In all the scenarios, businesses are a negative force. In one relatively constrained version of our future, the “UK has transitioned predominanty into a gig economy” as early as 2040. In this vision, temporary jobs are common and large businesses hire independent workers for short-term commitments, often on poor employment contracts.
There is little regard here for whether it might actually be in the business communities’ interests to place all their staff on such perilous contracts. One can only imagine no business leaders were consulted in the process.
Individuals are considered suspect too. In the same scenario, the generation born in the 2010s are said to pursue, “individual lifestyles, leisure-based mindsets and opportunities for individuals to advance in business and technological competition.”
It is clear that we are supposed to frown on these horrid individualists. But all the things that make them such bad communists make them rather good little liberals.

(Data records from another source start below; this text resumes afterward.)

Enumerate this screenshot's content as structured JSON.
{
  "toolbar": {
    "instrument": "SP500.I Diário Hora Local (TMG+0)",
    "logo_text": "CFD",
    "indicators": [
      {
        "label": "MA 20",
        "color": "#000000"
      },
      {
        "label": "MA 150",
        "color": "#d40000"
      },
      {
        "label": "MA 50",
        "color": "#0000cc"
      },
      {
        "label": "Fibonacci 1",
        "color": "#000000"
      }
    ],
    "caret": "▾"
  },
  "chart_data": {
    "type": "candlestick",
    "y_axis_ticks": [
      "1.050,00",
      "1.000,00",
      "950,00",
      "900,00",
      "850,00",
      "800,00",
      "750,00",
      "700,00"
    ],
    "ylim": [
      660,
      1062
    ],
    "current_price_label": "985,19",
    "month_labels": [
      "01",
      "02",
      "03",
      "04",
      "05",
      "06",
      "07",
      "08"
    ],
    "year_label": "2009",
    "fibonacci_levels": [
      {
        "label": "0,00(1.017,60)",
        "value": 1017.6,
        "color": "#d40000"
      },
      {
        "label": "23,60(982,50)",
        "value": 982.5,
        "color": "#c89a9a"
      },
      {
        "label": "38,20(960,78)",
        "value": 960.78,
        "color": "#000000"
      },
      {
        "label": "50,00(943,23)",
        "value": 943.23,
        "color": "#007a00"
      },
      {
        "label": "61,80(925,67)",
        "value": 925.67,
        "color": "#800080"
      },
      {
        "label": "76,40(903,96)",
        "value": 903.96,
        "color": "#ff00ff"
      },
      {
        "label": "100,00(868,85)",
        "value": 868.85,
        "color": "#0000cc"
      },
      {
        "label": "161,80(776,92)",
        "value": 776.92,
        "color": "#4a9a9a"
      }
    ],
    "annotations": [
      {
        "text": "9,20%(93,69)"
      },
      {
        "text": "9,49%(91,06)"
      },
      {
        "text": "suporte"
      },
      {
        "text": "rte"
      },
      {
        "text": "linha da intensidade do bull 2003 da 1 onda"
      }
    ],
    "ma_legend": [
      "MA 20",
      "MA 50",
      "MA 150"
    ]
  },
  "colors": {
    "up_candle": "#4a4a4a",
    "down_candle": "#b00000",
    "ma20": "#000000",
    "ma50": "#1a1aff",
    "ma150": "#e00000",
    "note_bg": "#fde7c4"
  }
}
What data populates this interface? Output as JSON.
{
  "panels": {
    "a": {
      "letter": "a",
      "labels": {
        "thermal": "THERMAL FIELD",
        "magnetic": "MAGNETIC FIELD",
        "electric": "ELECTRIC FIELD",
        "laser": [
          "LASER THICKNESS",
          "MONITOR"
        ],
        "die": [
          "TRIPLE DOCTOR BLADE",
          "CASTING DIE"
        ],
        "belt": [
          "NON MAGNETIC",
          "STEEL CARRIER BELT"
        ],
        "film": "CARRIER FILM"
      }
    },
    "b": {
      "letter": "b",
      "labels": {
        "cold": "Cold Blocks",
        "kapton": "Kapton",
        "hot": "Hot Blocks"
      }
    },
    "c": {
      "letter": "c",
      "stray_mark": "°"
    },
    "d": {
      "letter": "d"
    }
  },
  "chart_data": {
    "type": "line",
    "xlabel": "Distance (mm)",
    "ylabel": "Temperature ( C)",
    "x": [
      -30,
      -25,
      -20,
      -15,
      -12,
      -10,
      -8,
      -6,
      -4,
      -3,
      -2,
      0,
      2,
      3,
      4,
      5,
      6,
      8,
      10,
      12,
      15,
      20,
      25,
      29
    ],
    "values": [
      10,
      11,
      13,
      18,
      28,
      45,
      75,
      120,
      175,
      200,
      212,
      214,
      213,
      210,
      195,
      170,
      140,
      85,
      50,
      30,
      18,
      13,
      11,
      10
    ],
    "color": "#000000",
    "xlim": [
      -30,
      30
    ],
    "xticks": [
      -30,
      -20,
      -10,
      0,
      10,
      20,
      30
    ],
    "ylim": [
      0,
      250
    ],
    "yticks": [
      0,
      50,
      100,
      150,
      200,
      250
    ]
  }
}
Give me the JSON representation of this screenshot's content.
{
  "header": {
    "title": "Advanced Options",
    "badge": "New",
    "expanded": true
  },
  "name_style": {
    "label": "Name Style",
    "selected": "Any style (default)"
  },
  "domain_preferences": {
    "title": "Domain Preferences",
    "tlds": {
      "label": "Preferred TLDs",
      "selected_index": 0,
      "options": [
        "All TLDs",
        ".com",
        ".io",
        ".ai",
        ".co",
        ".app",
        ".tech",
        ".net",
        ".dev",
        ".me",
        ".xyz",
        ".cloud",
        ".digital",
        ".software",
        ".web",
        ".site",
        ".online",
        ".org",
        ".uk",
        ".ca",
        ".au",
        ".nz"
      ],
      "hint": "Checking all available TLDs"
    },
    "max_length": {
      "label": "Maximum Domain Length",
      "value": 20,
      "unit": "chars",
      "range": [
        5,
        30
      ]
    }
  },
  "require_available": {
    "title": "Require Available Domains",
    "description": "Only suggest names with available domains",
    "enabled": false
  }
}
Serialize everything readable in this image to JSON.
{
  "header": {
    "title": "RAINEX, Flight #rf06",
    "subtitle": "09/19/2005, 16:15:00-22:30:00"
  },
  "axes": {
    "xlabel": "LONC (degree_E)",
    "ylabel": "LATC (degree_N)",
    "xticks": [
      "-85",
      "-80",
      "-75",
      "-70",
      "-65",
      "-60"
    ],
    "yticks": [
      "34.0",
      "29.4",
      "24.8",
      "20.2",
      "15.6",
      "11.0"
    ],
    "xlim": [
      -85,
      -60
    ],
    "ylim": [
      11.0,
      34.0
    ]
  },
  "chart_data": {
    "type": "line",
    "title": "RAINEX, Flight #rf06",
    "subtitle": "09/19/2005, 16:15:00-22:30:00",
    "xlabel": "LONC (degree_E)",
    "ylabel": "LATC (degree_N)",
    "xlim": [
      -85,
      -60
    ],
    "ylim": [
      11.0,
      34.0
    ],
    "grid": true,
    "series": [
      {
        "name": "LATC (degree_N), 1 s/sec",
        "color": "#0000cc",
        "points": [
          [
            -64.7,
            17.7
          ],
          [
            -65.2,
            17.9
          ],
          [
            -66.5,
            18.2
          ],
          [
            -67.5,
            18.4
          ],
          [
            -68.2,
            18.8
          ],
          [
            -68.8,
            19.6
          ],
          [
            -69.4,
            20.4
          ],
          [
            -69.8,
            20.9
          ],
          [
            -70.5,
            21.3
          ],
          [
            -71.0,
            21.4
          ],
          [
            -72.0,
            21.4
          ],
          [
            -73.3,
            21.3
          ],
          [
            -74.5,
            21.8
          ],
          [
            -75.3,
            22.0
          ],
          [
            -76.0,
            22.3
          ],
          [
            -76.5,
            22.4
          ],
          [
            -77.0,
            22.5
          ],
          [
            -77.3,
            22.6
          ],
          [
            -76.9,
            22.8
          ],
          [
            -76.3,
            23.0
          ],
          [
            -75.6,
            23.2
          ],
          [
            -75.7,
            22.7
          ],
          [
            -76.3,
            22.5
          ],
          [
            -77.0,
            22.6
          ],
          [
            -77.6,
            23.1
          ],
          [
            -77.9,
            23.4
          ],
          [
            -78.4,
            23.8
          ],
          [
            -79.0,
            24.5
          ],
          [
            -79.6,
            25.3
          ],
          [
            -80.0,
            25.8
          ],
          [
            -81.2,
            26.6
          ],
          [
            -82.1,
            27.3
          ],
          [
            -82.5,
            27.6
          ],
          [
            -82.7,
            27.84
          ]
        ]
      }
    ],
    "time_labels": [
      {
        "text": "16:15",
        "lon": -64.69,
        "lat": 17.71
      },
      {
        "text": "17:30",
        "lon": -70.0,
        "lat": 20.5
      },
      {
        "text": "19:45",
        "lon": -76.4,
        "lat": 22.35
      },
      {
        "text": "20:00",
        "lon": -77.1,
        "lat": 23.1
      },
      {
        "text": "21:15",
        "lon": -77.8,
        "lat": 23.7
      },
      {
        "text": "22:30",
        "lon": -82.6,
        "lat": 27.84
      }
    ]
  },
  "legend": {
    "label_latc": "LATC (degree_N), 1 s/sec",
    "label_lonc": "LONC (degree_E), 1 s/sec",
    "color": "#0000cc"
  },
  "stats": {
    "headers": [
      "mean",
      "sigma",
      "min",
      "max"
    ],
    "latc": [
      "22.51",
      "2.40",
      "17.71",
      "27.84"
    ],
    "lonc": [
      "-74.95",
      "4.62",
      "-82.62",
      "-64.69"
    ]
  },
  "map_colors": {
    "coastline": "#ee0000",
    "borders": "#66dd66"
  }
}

To some of us, engaging in business and technological competition sounds like a good thing to do. For the sake of the climate, it is perhaps even essential.
It is, of course, easy to mock the fever dreams of left-wing academics and civil servants run wild. But there is a serious point to be made here too. The fact that attitudes to climate change are not tied to political proclivities in Britain is perhaps the single most important factor in believing we might be able to address it.
Unless we can decouple climate change from the political left or right, progress will move forward and backward with the political swing-o-meter. In this absurd study, the Met Office attempted to model the threats to action on climate change. In the process, they forgot the polarising piety of the left. One risk the Met Office failed to model was the politicisation of institutions – like the Met Office itself.